Football stadium in Raleigh, North Carolina, US

Riddick Stadium (opened 1907, closed 1965) was a college football stadium in Raleigh, North Carolina, and home to the North Carolina State University Wolfpack football team. When the stadium was first opened, it was referred to as New Athletic Park. Later it was named Riddick Field and then Riddick Stadium, after W. C. Riddick, N.C. State football coach during the 1898 and 1899 seasons. The Wolfpack baseball team also played its home games in the stadium prior to moving to Doak Field.

Prior to moving to the Riddick site, the Wolfpack had played their games at Athletic Park (now Pullen Park) and at the North Carolina State Fairgrounds.

The stadium initially had only wooden bleachers on the sidelines, but over the years concrete bleachers were built and a fieldhouse was erected behind the south end zone. The NC State Wolfpack defeated Florida State 3-0 in the final game ever played in Riddick Stadium on November 13, 1965.

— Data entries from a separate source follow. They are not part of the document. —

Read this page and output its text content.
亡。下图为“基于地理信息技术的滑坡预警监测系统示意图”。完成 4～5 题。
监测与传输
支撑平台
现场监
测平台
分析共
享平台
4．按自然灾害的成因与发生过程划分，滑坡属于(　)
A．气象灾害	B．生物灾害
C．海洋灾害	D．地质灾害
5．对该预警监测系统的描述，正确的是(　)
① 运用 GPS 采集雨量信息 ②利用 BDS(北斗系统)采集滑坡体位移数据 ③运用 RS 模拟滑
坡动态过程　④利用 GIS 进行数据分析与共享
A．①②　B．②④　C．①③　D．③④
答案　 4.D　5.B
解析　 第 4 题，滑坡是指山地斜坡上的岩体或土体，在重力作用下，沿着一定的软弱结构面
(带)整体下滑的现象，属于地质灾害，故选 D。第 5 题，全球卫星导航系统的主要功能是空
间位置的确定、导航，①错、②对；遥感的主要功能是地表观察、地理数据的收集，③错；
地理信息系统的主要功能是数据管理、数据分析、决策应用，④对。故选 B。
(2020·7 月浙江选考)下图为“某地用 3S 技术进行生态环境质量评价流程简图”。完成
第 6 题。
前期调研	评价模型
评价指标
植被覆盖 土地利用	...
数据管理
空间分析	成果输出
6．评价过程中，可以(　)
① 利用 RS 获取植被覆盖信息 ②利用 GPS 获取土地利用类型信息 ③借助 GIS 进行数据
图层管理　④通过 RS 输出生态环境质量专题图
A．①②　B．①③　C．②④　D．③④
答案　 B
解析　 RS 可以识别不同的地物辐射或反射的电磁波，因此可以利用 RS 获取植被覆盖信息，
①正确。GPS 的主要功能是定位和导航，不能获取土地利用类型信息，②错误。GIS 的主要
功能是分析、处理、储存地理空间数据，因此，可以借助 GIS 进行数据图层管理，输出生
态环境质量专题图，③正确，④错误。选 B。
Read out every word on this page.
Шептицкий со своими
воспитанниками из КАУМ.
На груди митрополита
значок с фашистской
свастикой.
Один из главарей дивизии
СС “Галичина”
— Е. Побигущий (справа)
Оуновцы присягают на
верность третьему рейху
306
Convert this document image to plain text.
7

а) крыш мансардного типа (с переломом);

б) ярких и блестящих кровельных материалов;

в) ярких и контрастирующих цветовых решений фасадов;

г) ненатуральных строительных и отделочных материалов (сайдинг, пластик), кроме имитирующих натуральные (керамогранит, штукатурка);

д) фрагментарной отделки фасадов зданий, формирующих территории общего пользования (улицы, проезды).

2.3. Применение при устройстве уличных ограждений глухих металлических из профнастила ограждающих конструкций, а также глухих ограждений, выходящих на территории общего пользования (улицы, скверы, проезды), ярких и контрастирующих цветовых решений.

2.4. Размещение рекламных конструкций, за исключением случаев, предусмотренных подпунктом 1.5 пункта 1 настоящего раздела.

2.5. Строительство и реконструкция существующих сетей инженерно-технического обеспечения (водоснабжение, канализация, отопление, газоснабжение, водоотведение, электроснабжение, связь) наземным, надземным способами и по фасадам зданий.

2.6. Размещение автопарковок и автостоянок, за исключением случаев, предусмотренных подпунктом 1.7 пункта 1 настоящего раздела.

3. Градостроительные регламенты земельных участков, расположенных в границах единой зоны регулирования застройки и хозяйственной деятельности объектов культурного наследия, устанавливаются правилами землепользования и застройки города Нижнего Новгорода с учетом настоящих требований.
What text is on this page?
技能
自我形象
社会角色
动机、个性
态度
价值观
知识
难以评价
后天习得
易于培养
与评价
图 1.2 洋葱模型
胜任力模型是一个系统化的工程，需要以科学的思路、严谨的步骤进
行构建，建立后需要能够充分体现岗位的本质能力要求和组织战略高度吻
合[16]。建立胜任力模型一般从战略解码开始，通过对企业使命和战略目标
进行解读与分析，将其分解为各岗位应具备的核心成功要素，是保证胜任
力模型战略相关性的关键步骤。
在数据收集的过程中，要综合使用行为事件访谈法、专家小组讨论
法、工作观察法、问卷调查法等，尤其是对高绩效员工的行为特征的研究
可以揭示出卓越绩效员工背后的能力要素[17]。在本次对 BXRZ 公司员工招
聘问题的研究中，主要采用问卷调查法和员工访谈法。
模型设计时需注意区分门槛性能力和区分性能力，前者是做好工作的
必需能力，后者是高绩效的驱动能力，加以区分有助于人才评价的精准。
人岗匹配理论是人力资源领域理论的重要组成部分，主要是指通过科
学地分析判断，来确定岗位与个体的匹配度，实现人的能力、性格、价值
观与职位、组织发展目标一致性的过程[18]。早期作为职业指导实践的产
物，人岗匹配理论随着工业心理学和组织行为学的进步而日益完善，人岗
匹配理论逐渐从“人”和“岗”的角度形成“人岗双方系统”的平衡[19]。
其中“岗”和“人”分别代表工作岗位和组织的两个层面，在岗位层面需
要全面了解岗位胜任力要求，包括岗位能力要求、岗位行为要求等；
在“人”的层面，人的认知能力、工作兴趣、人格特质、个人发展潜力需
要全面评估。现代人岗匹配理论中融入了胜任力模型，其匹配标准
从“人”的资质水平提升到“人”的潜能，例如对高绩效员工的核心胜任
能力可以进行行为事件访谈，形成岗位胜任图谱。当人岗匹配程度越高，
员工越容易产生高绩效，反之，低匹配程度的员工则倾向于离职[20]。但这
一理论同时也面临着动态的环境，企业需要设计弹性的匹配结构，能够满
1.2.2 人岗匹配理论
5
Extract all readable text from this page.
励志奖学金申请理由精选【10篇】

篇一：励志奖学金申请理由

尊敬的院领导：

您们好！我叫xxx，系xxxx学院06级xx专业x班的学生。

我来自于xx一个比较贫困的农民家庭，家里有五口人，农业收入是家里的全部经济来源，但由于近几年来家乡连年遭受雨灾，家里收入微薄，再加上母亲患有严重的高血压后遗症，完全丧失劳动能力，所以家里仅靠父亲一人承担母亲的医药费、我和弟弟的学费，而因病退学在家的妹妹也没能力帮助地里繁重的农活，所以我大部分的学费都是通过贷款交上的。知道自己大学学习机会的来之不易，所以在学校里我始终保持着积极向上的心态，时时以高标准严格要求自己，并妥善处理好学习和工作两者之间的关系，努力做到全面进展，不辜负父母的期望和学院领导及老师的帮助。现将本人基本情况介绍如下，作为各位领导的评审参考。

It was one of the smallest stadiums in the country; it never seated more than 23,000 people, and never had more than 14,000 permanent seats. By the 1950s, it was at the end of its useful life, and the Wolfpack were often forced to play more games on the road than at home.

The stadium was partially demolished in 1968, three years after the opening of its replacement, Carter Stadium (now Carter-Finley Stadium). The east stands and the field were replaced by a parking lot, and the field house became the campus police station. The west stands remained and served a number of functions through the years, including a residence hall in the 1940s and the home of the University Planning office until their demolition in the summer of 2005. The former field house, the last remaining remnant of the stadium, was demolished in March 2013. SAS Hall, the new mathematics and statistics building, occupies the former site.